Карьера Ругонов - Эмиль Золя
Шрифт:
Интервал:
Маккар отлично сознавал, как неприятны Ругонам его выходки, и с каждым днем высказывал все более и более свирепые взгляды только для того, чтобы вывести их из терпения. В кофейных он говорил про Пьера «мой братец» таким тоном, что все присутствующие оборачивались; на улице, при встречах с реакционерами желтого салона, он бормотал ругательства, и почтенные буржуа, потрясенные его наглостью, докладывали об этом вечером Ругонам, видимо считая их ответственными за неприятную встречу.
Как-то раз Грану пришел к Ругонам в совершенной ярости.

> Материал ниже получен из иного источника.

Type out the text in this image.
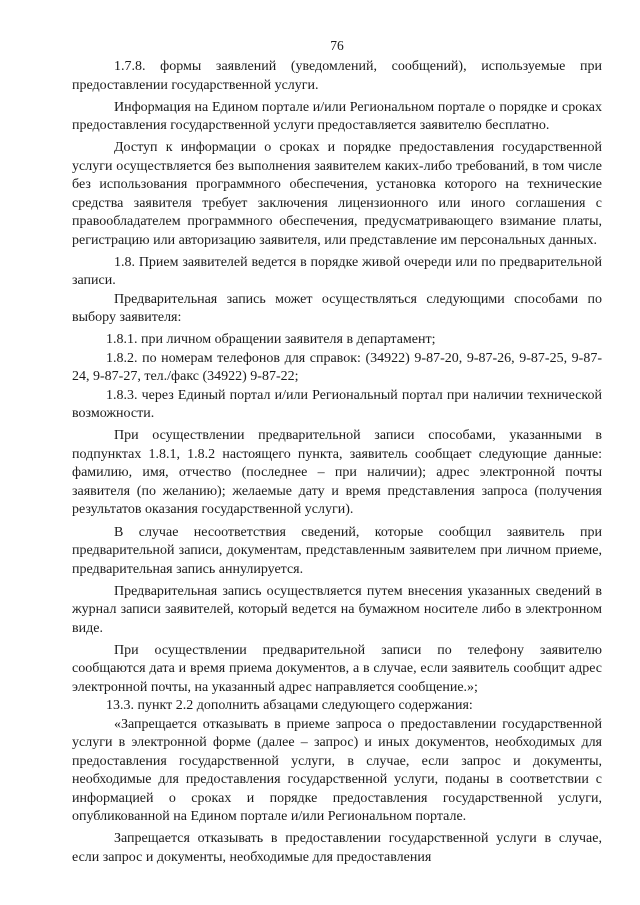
76

1.7.8. формы заявлений (уведомлений, сообщений), используемые при предоставлении государственной услуги.

Информация на Едином портале и/или Региональном портале о порядке и сроках предоставления государственной услуги предоставляется заявителю бесплатно.

Доступ к информации о сроках и порядке предоставления государственной услуги осуществляется без выполнения заявителем каких-либо требований, в том числе без использования программного обеспечения, установка которого на технические средства заявителя требует заключения лицензионного или иного соглашения с правообладателем программного обеспечения, предусматривающего взимание платы, регистрацию или авторизацию заявителя, или представление им персональных данных.

1.8. Прием заявителей ведется в порядке живой очереди или по предварительной записи.

Предварительная запись может осуществляться следующими способами по выбору заявителя:

1.8.1. при личном обращении заявителя в департамент;

1.8.2. по номерам телефонов для справок: (34922) 9-87-20, 9-87-26, 9-87-25, 9-87-24, 9-87-27, тел./факс (34922) 9-87-22;

1.8.3. через Единый портал и/или Региональный портал при наличии технической возможности.

При осуществлении предварительной записи способами, указанными в подпунктах 1.8.1, 1.8.2 настоящего пункта, заявитель сообщает следующие данные: фамилию, имя, отчество (последнее – при наличии); адрес электронной почты заявителя (по желанию); желаемые дату и время представления запроса (получения результатов оказания государственной услуги).

В случае несоответствия сведений, которые сообщил заявитель при предварительной записи, документам, представленным заявителем при личном приеме, предварительная запись аннулируется.

Предварительная запись осуществляется путем внесения указанных сведений в журнал записи заявителей, который ведется на бумажном носителе либо в электронном виде.

При осуществлении предварительной записи по телефону заявителю сообщаются дата и время приема документов, а в случае, если заявитель сообщит адрес электронной почты, на указанный адрес направляется сообщение.»;

13.3. пункт 2.2 дополнить абзацами следующего содержания:

«Запрещается отказывать в приеме запроса о предоставлении государственной услуги в электронной форме (далее – запрос) и иных документов, необходимых для предоставления государственной услуги, в случае, если запрос и документы, необходимые для предоставления государственной услуги, поданы в соответствии с информацией о сроках и порядке предоставления государственной услуги, опубликованной на Едином портале и/или Региональном портале.

Запрещается отказывать в предоставлении государственной услуги в случае, если запрос и документы, необходимые для предоставления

— Право же, это невыносимо! — закричал он еще с порога. — Вас оскорбляют на каждому шагу!
И, обращаясь к Пьеру, продолжал:
— Сударь, если имеешь такого брата, как ваш, то надо как-нибудь оградить от него общество… Я спокойно шел по площади Супрефектуры, как вдруг этот негодяй, проходя мимо меня, пробормотал несколько слов, и я ясно расслышал, как он сказал: «старый плут».
Фелисите побледнела и стала поспешно извиняться перед Грану; но тот не хотел ничего слышать и заявил, что уходит домой. Маркиз поспешил вмешаться.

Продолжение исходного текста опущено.